真夜中の外で

 きみの身体を流れる血液が孤独の色をしていないことに、ひどく疎外感を覚える夜がある。自分の手首と比べて透かしてわからないとしても。心臓がこんなにからっぽなんだから、血管を流れているのは悲しみに違いない、と考える真夜中がきみにないことを、わたしはとっくに知っている。

 だからこれはもし、の話でしかないけれど、もし、きみの脈拍がさみしさの鼓動で刻まれていたとして、きっとわたしはそれにため息をつくほど安堵してしまう。その仮定がわたしをまたひとりぼっちにする。きみの心臓をとりはずしてわたしの胸にはめてそれで安心するなんて、生まれてこない方がましだ。

 寝息を聴いているだけでいい。眠れないで夜が明けてもかまわない。わたしの孤独はわたしのものだということについて、きっと痛みで忘れないでいられるから。なくしたくないものからなくしてしまう夜をくりかえして、そうまでしてたどりつきたい朝焼けがあったっけ、と思うばかりだった日々の痛みよりずっと愛しい。

 過去の匂いがしみついた街にいて、ロック画面の時計が示す時刻に何度も何度も何度も心臓を締めつけられた夜々の記憶ばかりがよみがえる。通知のバイブレーションをオンにしたスマホを抱きしめながら不安なまどろみを漂っていた日々だった。眠れないまま崩れ落ちていく明日の予定をながめて、浅い夢をみたところですぐ嘘だってわかって、期待したところでたいてい続きはなかったから、最後には諦めることしかできなくなる。ルーティン化された愛はどんな手触りがしたんだっけ。朝はいつも呪いだった。

 いまは違う温度で、それでも明日を信じるには心許ない。自分を愛さないものを愛することは簡単なことだ。それは自分だけの愛だから。どんな形でもかまわない。贈られたあとの花束のことを、いまは真夜中と夜明けのはざまでずっと考えている。眠るのが上手になった、とは思わない。ずっと夜は肌に親しくて、さみしくて、目を閉じても思考は鮮やかに澄んでいくだけだから。

 朝になれば眩しいこと。春になれば桜が花をつけること。それと同じ確度で遠い遠い約束が守られてしまうこと、それがすこし、恐ろしいような気がする。あまりにも正しくて、正しさですらそんなにあたたかくはなくて、取り返しのつかない前借りをしてしまったんじゃないかとときどき思ってしまう。

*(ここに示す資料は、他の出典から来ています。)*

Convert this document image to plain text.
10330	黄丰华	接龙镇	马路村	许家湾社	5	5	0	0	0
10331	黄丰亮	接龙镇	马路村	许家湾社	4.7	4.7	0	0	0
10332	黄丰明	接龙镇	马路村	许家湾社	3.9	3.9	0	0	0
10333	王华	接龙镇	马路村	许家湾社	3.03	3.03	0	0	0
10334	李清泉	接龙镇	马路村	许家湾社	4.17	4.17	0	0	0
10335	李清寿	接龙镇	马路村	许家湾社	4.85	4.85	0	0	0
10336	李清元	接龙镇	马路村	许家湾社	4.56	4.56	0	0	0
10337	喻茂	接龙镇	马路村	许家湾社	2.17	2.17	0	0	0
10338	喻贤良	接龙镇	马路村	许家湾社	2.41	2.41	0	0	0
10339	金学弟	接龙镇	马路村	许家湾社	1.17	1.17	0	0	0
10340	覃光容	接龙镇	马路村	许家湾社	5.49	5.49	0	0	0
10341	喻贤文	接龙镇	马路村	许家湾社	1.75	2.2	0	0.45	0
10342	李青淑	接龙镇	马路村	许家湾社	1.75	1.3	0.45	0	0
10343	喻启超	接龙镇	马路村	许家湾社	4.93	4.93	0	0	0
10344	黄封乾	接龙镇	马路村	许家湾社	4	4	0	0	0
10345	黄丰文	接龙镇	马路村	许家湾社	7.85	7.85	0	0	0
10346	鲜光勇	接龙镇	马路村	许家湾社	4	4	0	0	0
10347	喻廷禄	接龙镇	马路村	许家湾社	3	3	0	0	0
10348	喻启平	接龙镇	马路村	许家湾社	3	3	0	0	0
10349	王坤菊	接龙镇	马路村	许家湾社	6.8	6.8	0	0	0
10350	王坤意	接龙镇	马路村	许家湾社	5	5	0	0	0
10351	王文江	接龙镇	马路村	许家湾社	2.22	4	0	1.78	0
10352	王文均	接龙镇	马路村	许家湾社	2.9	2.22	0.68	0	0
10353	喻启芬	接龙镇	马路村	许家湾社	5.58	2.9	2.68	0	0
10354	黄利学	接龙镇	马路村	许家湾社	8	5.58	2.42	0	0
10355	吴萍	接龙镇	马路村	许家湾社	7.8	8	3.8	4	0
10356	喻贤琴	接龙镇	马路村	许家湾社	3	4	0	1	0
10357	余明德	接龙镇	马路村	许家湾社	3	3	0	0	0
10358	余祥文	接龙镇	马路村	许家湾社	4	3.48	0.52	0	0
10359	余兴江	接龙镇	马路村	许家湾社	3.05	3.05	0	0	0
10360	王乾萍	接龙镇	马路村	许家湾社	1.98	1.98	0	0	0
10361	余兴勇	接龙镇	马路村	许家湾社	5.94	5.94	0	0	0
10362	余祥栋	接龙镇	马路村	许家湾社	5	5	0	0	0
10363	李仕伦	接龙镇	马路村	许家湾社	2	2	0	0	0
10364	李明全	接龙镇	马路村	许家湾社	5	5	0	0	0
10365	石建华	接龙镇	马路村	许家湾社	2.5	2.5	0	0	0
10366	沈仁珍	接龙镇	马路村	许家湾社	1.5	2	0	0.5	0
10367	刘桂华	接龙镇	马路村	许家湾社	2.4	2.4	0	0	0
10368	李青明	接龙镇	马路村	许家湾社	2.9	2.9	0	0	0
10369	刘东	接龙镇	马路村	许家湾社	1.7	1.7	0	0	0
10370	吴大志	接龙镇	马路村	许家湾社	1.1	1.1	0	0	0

 たったひとひらの言葉に込められた約束の重みが心臓の深くまで落ちてきて、戸惑うことにもまだ慣れない。美しい言葉を美しいというだけで怖がってしまうけれど、質量をもつ言葉のあたたかさには否応なく信じさせられてしまう。落雷というには甘やかで、痺れというには足りない。きっと一生忘れない、と思うことにほんとうは意味などなくて、ただそう思っている間は、忘れないことが約束されている。それを祈りと呼んでいるだけだとしても、祈りたかった。

 愛と尊敬だけは強要できないといつか読んだ。縋っても手に入れられないものに縋って、あのとき、その先になにがあると思っていたんだっけ。変わっていないね、と言われるかもしれない。すべてがあるように思える夜には温度と言葉しかなくて、できるだけ身を寄せあって、どこまでも言葉を尽くして、それでも触れえない深みがある。

 だとしても、それはもうわかった、と声を出したい。目的地をもたずに電車に乗りたい。日差しの降る季節を歩きたい。展示の感想を言い合いたい。喫茶店のモーニングを食べてまた布団に戻りたい。無数の約束未満を叶った約束にしていった先に明日がくるなら、そうしよう。真夜中の外でもう一度キスをしよう。

 すべてなんていらないから、これからがほしい。眠れるまで起きていて、起きるまで眠ればいい。閉じたままだったカーテンを開けられるときまで待っていてほしい。そしたらまた言うから。きみをきみから連れ出してみせるって。